Beer bottlers have succeeded in convincing Eastern Europe to accept plastic beer bottles. It's cheaper for them to produce, and shifts the environmental burden to the unwary consumer. Western Europe and America have resisted. But as this plastic Coors bottle shows, the bottlers aren't going to stop. And are making inroads. The next time you visit a grocery store or drug store, look around at the packaging. Whatever you see that's not yet made of plastic, will be. Marine Debris Conferences aside, plastic pollution is just getting warmed up.

3 comments:

  1. It's good advertising so that you find the culprits and convince them to alter their ways of waste, use and containers. Passing the message along from one to another to another!

    ReplyDelete
  2. Interesting post. Can you tell me how you came up with your categories when sorting what you find? I made mine up and there are some similarities and some differences. Is there a standard?

    Balloons!

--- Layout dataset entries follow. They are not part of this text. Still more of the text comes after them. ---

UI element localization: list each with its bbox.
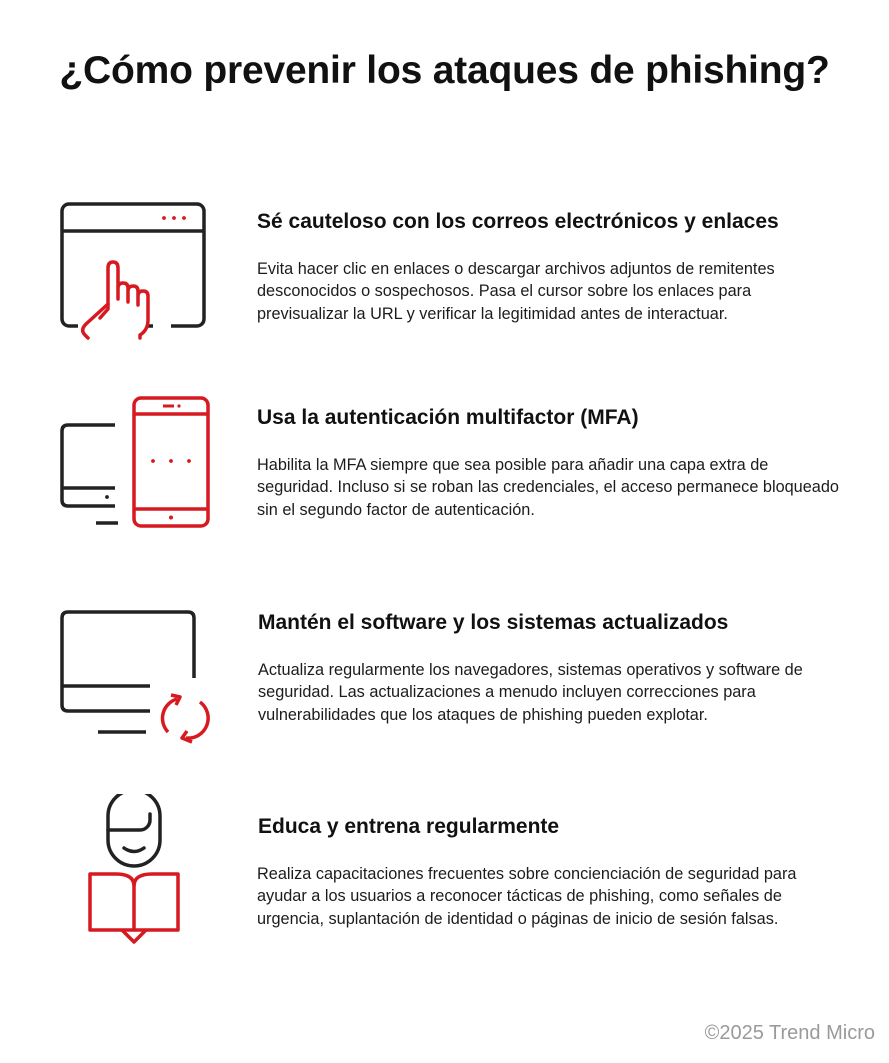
tip-heading-cautious: Sé cauteloso con los correos electrónicos y enlaces xyxy=(257,210,779,233)
monitor-update-icon xyxy=(58,606,214,746)
tip-body-cautious: Evita hacer clic en enlaces o descargar archivos adjuntos de remitentes desconocidos o sospechosos. Pasa el cursor sobre los enlaces para previsualizar la URL y verificar la legitimidad antes de interactuar. xyxy=(257,260,775,323)
tip-heading-update: Mantén el software y los sistemas actualizados xyxy=(258,611,729,634)
reader-book-icon xyxy=(86,794,182,946)
copyright-footer: ©2025 Trend Micro xyxy=(704,1022,875,1044)
browser-click-icon xyxy=(58,200,210,342)
tip-body-mfa: Habilita la MFA siempre que sea posible para añadir una capa extra de seguridad. Incluso si se roban las credenciales, el acceso permanece bloqueado sin el segundo factor de autenticación. xyxy=(257,456,839,519)
tip-heading-mfa: Usa la autenticación multifactor (MFA) xyxy=(257,406,639,429)
tip-heading-educate: Educa y entrena regularmente xyxy=(258,815,560,838)
page-title: ¿Cómo prevenir los ataques de phishing? xyxy=(59,49,830,92)
tip-body-update: Actualiza regularmente los navegadores, sistemas operativos y software de seguridad. Las actualizaciones a menudo incluyen correcciones para vulnerabilidades que los ataques de phishing pueden explotar. xyxy=(258,661,803,724)
tip-body-educate: Realiza capacitaciones frecuentes sobre concienciación de seguridad para ayudar a los usuarios a reconocer tácticas de phishing, como señales de urgencia, suplantación de identidad o páginas de inicio de sesión falsas. xyxy=(257,865,797,928)
mfa-devices-icon xyxy=(58,394,214,532)
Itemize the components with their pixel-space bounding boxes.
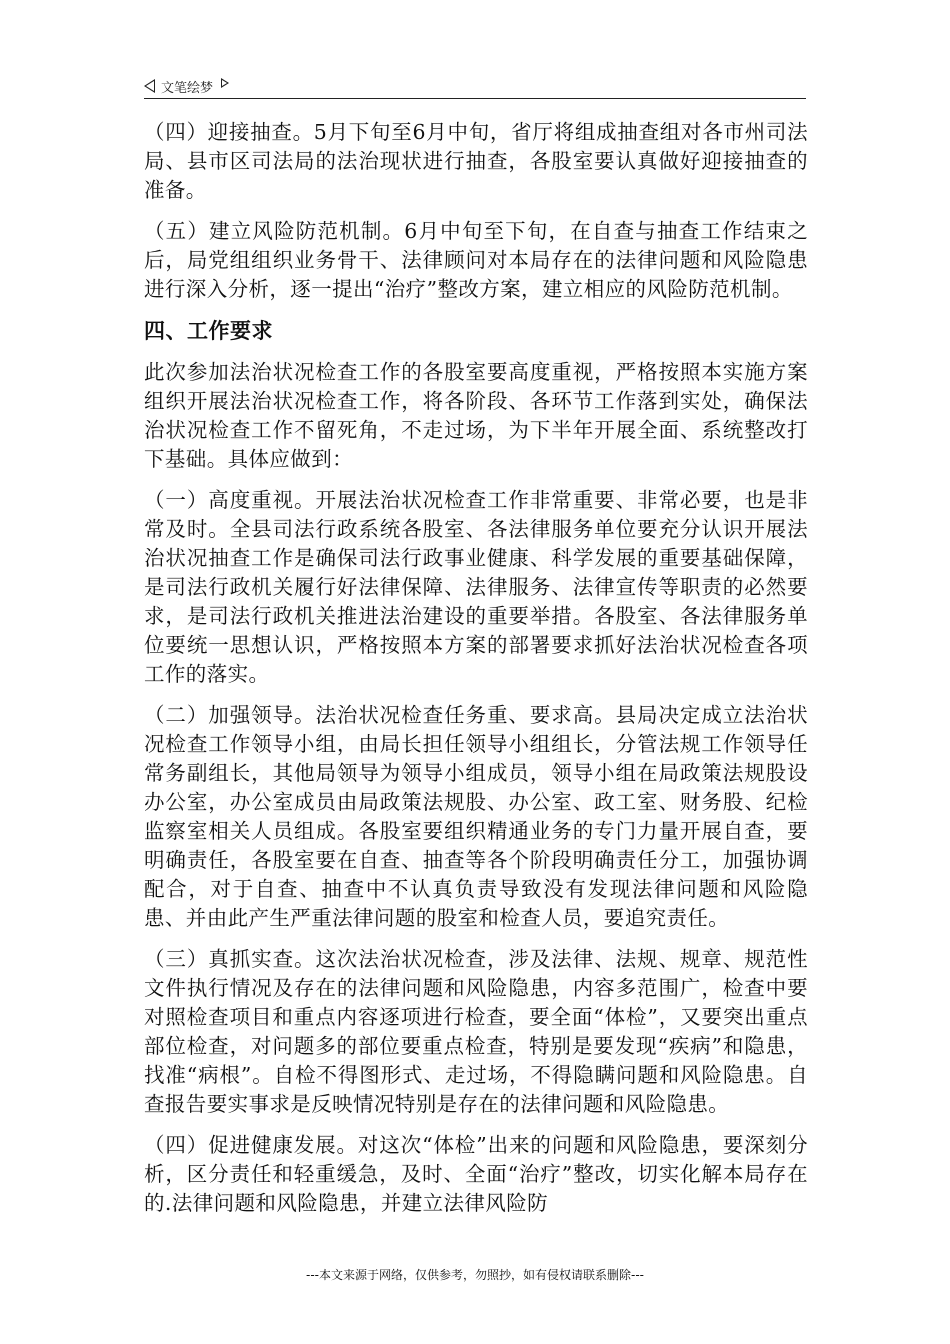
paragraph-inspection-prep: （四）迎接抽查。5月下旬至6月中旬，省厅将组成抽查组对各市州司法局、县市区司法局的法治现状进行抽查，各股室要认真做好迎接抽查的准备。 bbox=[144, 120, 808, 202]
paragraph-requirements-intro: 此次参加法治状况检查工作的各股室要高度重视，严格按照本实施方案组织开展法治状况检查工作，将各阶段、各环节工作落到实处，确保法治状况检查工作不留死角，不走过场，为下半年开展全面、系统整改打下基础。具体应做到： bbox=[144, 360, 808, 471]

I found loads this summer, including one on a local beach - SW tip of England - that came from a school in Manchester, which is in NW England and not by the sea......

    ReplyDelete
  3. Great point Debbie - a good chance to start a conversation!

    Re the categories, that's just kind of how they "fell out" when I was doing my earliest sorting a year and a half ago. I've tried looking at data sheets from Ocean Conservancy, NOAA, etc., but they missed too much of what I was finding. As far as I can tell, there is no standard yet. However, there's an iPhone/Android app called "Debris Tracker" that offers 50 or so really specific categories.

    I like my system, especially for the blog, as a nice balance between too much breakdown and too little. But if I were restarting it, I'd probably break "non-food plastic" into "beach-related" and "non-beach-related." Other than that, the categories have served fairly well.